Friday, May 8, 2009

Branding Ironies


Last week next door, on The Pond, I posted excerpts from a piece by Brit essayist John Pilger on the phenomenon of "Brand: Obama." Though I do not now recall the first iteration of it, this is obviously a meme, now, as it's been picked up and elaborated elsewhere, notably by AdAge as long ago as February, 08. Early this week, all-american columnist/combat-reporter/doomsayer (I LIKE his style) Chris Hedges offered his measured contribution to the analysis:
...
Brand Obama offers us an image that appears radically individualistic and new. It inoculates us from seeing that the old engines of corporate power and the vast military-industrial complex continue to plunder the country. Corporations, which control our politics, no longer produce products that are essentially different, but brands that are different. Brand Obama does not threaten the core of the corporate state any more than did Brand George W. Bush. The Bush brand collapsed. We became immune to its studied folksiness. We saw through its artifice. This is a common deflation in the world of advertising. So we have been given a new Obama brand with an exciting and faintly erotic appeal. Benetton and Calvin Klein were the precursors to the Obama brand, using ads to associate themselves with risqué art and progressive politics. It gave their products an edge. But the goal, as with all brands, was to make passive consumers mistake a brand with an experience. (Emphasis supplied. W.)
(...)
Obama, who has become a global celebrity, was molded easily into a brand.

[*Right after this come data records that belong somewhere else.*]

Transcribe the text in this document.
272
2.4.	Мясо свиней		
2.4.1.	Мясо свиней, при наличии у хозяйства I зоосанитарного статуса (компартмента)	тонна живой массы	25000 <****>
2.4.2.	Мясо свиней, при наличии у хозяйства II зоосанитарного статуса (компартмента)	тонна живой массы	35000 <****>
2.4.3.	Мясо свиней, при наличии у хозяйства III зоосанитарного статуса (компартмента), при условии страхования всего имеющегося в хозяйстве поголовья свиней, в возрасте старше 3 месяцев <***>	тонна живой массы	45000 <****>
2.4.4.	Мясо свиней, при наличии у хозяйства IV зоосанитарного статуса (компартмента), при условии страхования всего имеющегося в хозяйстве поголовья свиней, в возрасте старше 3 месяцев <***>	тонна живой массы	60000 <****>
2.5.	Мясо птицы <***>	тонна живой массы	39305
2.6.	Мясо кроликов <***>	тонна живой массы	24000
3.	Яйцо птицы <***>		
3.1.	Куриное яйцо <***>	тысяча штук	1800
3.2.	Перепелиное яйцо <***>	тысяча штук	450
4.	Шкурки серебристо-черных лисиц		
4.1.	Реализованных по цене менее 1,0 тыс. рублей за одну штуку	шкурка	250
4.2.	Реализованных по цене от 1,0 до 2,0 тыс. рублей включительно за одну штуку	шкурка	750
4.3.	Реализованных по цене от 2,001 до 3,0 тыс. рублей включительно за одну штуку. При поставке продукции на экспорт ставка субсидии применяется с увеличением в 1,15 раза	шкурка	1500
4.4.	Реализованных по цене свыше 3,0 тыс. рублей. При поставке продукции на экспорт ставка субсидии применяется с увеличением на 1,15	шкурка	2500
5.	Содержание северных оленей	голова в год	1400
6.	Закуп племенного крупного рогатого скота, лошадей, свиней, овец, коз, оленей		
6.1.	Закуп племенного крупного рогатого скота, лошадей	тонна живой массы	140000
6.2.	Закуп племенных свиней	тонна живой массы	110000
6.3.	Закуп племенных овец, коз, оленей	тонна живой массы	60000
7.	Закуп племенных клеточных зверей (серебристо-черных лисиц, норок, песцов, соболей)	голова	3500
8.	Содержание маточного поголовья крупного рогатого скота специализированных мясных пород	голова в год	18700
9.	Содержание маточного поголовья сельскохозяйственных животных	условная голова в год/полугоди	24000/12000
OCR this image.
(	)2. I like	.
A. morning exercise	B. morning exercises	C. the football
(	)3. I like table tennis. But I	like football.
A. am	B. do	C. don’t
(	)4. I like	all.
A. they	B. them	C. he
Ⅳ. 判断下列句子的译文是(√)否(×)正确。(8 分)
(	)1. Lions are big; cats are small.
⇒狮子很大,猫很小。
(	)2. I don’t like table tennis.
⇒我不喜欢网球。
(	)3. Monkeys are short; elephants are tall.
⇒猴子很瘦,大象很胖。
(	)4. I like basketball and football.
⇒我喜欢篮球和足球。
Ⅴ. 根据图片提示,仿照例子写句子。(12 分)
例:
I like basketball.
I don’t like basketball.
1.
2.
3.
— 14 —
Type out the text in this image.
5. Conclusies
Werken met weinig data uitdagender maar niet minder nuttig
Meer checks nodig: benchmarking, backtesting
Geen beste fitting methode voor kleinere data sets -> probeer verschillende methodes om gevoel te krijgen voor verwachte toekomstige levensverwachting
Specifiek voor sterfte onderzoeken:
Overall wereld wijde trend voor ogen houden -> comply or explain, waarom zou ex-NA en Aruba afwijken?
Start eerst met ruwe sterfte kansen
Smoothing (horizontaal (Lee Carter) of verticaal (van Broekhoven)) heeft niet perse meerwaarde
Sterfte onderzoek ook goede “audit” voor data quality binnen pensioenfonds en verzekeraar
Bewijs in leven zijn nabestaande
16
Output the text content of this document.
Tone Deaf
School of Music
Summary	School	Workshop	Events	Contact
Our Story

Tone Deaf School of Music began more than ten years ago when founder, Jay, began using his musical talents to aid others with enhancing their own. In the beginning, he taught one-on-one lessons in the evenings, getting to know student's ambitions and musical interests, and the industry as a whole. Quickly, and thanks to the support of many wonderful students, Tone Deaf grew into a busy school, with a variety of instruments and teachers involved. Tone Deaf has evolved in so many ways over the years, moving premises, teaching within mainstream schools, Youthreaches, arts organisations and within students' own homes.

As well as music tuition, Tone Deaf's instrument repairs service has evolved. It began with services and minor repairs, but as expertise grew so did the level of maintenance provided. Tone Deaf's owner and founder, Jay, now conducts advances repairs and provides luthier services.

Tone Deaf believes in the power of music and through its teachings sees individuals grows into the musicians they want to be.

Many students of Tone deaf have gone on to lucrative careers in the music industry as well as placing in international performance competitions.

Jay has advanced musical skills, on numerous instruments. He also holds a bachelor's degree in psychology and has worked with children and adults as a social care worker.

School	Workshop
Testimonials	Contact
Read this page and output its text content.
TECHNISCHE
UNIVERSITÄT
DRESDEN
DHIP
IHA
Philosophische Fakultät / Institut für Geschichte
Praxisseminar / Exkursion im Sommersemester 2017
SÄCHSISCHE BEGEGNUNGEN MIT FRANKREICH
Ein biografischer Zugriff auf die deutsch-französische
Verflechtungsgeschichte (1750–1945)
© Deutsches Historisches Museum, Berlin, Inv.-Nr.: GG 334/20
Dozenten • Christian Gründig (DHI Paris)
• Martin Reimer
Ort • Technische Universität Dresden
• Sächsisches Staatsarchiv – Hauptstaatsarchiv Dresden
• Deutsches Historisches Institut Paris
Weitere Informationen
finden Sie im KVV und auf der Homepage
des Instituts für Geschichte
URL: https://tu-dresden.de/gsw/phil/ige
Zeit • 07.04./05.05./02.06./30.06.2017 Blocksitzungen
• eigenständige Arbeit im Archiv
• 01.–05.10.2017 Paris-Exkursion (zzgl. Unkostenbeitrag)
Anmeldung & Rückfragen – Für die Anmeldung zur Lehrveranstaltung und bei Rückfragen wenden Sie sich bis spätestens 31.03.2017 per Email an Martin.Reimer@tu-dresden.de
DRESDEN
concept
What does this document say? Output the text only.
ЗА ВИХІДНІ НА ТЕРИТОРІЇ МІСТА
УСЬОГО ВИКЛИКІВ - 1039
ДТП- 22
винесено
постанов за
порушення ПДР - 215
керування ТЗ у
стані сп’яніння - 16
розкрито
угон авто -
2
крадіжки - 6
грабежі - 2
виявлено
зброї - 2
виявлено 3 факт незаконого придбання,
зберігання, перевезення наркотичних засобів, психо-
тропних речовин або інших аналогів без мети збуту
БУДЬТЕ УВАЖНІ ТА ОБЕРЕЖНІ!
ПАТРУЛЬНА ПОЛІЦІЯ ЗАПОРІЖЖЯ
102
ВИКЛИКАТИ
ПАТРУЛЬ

He had almost no experience, other than two years in the Senate, lacked any moral core and could be painted as all things to all people. His brief Senate voting record was a miserable surrender to corporate interests. He was happy to promote nuclear power as “green” energy. He voted to continue the wars in Iraq and Afghanistan. He reauthorized the Patriot Act. He would not back a bill designed to cap predatory credit card interest rates. He opposed a bill that would have reformed the notorious Mining Law of 1872. He refused to support the single-payer health care bill HR676, sponsored by Reps. Dennis Kucinich and John Conyers. He supported the death penalty. And he backed a class-action “reform” bill that was part of a large lobbying effort by financial firms. The law, known as the Class Action Fairness Act, would effectively shut down state courts as a venue to hear most class-action lawsuits and deny redress in many of the courts where these cases have a chance of defying powerful corporate challenges.
(To say NOTHING of his documented betrayal of working folks on the Bankruptcy Bill of 2005, in which he played a central, but often ambiguously portrayed role. Read David Sirota on the matter. W)

One thing about a product, like Obama: they don't do any more than they are DESIGNED to do...

2 comments:

Ghost Dansing said...

i think of Obama as my rock-star Presnit o de untied states..... he is just soooo kewl......

ZIRGAR said...

Well, unless there is a real grassroots movement in this country, and no, I'm NOT talking about that phony tea party business, just about any politician who has dreams of running for national office i.e. the Presidency, will be a brand and nothing more, because the tendrils of influence and political power run throughout the system all the way down into state politics, maybe even local politics, as well. So without a complete overhaul of the entire political machine, I'm afraid this is all we are ever likely to get from our leaders and will always be a choice not between the lesser of two evils but the better of two ad campaigns. Having said that, I'm glad I voted for Obama's brand over McCain/Palin's brand.